Mobile QR Code QR CODE : Journal of the Korean Society of Civil Engineers
Title Developing an Occupants Count Methodology in Buildings Using Virtual Lines of Interest in a Multi-Camera Network
Authors 천휘경(Chun, Hwikyung) ; 박찬혁(Park, Chanhyuk) ; 지석호(Chi, Seokho) ; 노명일(Roh, Myungil) ; (Susilawati, Connie)
DOI https://doi.org/10.12652/Ksce.2023.43.5.0667
Page pp.667-674
ISSN 10156348
Keywords 인원계수; 다중 카메라; 영상분석; DeepSORT; YOLOv4 People counting; Muilti-camera; Computer vision; DeepSORT; YOLOv4
Abstract In the event of a disaster occurring within a building, the prompt and efficient evacuation and rescue of occupants within the building becomes the foremost priority to minimize casualties. For the purpose of such rescue operations, it is essential to ascertain the distribution of individuals within the building. Nevertheless, there is a primary dependence on accounts provided by pertinent individuals like building proprietors or security staff, alongside fundamental data encompassing floor dimensions and maximum capacity. Consequently, accurate determination of the number of occupants within the building holds paramount significance in reducing uncertainties at the site and facilitating effective rescue activities during the golden hour. This research introduces a methodology employing computer vision algorithms to count the number of occupants within distinct building locations based on images captured by installed multiple CCTV cameras.
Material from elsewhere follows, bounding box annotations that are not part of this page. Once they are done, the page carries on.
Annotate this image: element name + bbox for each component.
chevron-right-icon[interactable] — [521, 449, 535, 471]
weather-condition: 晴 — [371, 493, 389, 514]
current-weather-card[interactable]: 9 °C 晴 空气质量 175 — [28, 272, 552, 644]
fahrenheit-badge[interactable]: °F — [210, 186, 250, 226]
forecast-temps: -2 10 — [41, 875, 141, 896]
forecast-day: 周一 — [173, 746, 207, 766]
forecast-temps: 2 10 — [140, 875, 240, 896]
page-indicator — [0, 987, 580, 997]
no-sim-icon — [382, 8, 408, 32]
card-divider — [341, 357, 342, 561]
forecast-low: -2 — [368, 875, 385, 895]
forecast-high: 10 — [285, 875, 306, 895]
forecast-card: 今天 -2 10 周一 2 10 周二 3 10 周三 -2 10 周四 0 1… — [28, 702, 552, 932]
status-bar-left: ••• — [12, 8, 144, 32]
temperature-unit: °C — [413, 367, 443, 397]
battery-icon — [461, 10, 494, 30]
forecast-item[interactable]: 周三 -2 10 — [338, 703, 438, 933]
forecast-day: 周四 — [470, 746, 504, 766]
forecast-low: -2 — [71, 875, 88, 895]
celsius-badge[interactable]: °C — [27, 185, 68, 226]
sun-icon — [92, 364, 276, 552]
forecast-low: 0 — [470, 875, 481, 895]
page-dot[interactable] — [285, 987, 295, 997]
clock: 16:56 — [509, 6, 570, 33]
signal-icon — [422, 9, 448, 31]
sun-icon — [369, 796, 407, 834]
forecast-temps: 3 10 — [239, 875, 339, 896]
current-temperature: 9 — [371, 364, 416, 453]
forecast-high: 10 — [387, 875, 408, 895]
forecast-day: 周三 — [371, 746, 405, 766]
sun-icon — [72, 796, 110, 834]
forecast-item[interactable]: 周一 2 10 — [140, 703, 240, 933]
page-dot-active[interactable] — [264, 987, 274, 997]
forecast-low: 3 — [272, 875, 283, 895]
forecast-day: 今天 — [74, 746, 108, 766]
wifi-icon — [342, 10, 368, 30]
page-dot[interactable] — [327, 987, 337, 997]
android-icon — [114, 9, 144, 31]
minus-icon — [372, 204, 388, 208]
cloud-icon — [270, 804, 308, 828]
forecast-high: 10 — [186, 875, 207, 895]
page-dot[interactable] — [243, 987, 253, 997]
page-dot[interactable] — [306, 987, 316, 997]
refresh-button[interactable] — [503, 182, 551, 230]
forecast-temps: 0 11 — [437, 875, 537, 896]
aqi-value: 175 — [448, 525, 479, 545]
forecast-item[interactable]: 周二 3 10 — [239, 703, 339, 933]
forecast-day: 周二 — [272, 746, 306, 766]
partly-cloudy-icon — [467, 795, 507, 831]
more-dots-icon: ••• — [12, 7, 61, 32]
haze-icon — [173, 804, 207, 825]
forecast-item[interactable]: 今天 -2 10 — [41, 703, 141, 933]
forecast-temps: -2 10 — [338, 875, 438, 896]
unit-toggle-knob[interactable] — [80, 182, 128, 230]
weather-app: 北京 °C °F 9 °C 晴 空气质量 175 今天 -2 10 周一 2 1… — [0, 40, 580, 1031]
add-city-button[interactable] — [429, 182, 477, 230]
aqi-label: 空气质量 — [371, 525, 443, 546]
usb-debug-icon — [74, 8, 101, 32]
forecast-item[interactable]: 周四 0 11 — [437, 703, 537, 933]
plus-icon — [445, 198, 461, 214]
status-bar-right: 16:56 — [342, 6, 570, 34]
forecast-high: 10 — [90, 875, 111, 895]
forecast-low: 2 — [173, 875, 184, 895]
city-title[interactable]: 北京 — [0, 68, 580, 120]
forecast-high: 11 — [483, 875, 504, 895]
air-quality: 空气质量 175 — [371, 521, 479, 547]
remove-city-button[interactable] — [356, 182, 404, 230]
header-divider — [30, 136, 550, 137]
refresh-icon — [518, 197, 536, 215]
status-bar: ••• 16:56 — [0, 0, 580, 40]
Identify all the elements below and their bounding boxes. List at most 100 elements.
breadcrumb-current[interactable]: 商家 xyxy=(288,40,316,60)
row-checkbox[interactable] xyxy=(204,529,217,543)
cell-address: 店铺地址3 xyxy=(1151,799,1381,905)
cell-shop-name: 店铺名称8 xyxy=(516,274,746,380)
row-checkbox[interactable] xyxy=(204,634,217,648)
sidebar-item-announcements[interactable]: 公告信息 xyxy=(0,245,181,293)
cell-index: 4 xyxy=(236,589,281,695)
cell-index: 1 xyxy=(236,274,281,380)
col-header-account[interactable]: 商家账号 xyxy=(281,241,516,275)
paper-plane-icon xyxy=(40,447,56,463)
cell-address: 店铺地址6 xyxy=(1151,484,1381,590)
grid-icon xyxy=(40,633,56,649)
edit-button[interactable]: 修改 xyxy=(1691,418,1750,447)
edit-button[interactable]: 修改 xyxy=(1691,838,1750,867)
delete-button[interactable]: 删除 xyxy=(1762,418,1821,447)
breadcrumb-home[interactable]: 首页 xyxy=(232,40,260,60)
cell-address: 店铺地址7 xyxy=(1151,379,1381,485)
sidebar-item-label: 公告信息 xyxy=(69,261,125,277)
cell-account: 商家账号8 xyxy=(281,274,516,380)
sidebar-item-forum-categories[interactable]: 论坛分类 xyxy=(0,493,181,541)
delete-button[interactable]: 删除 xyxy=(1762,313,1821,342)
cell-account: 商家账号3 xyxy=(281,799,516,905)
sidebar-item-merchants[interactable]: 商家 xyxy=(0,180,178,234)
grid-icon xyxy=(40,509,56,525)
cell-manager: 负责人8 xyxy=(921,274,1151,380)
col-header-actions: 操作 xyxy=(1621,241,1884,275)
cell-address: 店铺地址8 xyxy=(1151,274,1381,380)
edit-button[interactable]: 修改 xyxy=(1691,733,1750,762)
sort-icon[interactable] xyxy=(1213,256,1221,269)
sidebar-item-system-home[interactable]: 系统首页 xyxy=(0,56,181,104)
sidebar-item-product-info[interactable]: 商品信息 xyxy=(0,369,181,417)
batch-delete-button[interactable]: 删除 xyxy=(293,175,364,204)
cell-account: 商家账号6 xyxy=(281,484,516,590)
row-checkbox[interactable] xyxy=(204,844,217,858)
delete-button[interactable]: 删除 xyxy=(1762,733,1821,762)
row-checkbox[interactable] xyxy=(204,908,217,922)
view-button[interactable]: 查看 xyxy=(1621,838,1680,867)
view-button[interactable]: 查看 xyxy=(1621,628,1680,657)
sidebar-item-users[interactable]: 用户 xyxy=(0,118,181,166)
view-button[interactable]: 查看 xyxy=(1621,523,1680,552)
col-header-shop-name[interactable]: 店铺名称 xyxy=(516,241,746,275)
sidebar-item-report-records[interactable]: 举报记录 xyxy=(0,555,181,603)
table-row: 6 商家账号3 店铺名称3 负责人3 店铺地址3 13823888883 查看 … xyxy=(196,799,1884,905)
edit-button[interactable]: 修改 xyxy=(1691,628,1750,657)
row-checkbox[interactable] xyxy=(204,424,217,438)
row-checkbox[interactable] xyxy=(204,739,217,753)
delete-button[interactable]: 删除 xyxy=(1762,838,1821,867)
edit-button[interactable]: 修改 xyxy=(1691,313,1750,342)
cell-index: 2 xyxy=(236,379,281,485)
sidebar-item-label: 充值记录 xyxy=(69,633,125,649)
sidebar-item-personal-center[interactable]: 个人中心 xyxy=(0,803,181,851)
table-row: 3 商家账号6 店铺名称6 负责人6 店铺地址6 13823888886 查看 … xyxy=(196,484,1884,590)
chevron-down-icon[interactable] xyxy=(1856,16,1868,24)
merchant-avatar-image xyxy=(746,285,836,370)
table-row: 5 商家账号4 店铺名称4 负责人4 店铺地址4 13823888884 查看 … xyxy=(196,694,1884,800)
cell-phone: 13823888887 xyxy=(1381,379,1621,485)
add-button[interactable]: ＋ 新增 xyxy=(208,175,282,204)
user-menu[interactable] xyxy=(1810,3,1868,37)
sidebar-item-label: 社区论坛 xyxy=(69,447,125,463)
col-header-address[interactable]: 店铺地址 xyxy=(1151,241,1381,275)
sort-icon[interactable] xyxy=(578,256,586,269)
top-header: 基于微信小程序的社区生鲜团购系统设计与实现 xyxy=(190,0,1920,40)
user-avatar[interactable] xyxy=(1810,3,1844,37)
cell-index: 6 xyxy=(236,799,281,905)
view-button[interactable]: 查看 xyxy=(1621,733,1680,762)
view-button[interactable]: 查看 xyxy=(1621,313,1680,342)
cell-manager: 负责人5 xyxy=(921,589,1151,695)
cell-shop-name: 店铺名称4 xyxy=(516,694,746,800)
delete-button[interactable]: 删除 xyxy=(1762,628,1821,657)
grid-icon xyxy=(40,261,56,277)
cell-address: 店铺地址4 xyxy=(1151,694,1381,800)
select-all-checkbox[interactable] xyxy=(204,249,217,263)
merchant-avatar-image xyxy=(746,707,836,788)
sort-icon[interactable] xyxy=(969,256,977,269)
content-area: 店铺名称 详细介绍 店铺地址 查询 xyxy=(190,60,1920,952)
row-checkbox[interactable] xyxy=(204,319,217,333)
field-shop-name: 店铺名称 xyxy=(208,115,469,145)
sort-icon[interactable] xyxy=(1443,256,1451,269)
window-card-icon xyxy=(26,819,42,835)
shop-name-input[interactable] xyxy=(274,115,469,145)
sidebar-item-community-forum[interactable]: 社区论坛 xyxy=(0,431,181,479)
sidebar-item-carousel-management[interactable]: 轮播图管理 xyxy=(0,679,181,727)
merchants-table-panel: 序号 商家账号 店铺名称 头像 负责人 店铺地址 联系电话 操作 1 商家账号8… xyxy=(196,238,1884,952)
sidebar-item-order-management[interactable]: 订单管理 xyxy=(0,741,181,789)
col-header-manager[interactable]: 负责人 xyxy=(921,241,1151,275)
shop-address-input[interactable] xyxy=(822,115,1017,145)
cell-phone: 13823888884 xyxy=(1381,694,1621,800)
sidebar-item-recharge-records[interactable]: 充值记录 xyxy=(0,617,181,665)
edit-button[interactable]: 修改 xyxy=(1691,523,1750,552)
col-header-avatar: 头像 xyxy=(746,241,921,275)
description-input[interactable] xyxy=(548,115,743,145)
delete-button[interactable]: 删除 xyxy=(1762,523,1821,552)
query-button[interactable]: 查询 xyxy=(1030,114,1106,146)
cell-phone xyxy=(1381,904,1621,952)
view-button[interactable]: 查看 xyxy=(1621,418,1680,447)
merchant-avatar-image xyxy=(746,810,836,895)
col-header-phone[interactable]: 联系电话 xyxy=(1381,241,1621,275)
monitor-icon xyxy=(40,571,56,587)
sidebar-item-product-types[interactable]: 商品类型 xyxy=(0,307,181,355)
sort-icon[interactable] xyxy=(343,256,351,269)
The counting methodology consists of three stages: (1) establishing virtual Lines of Interest (LOI) for each camera to construct a multi-camera network environment, (2) detecting and tracking people within the monitoring area using deep learning, and (3) aggregating counts across the multi-camera network. The proposed methodology was validated through experiments conducted in a five-story building with the average accurary of 89.9% and the average MAE of 0.178 and RMSE of 0.339, and the advantages of using multiple cameras for occupant counting were explained. This paper showed the potential of the proposed methodology for more effective and timely disaster management through common surveillance systems by providing prompt occupancy information.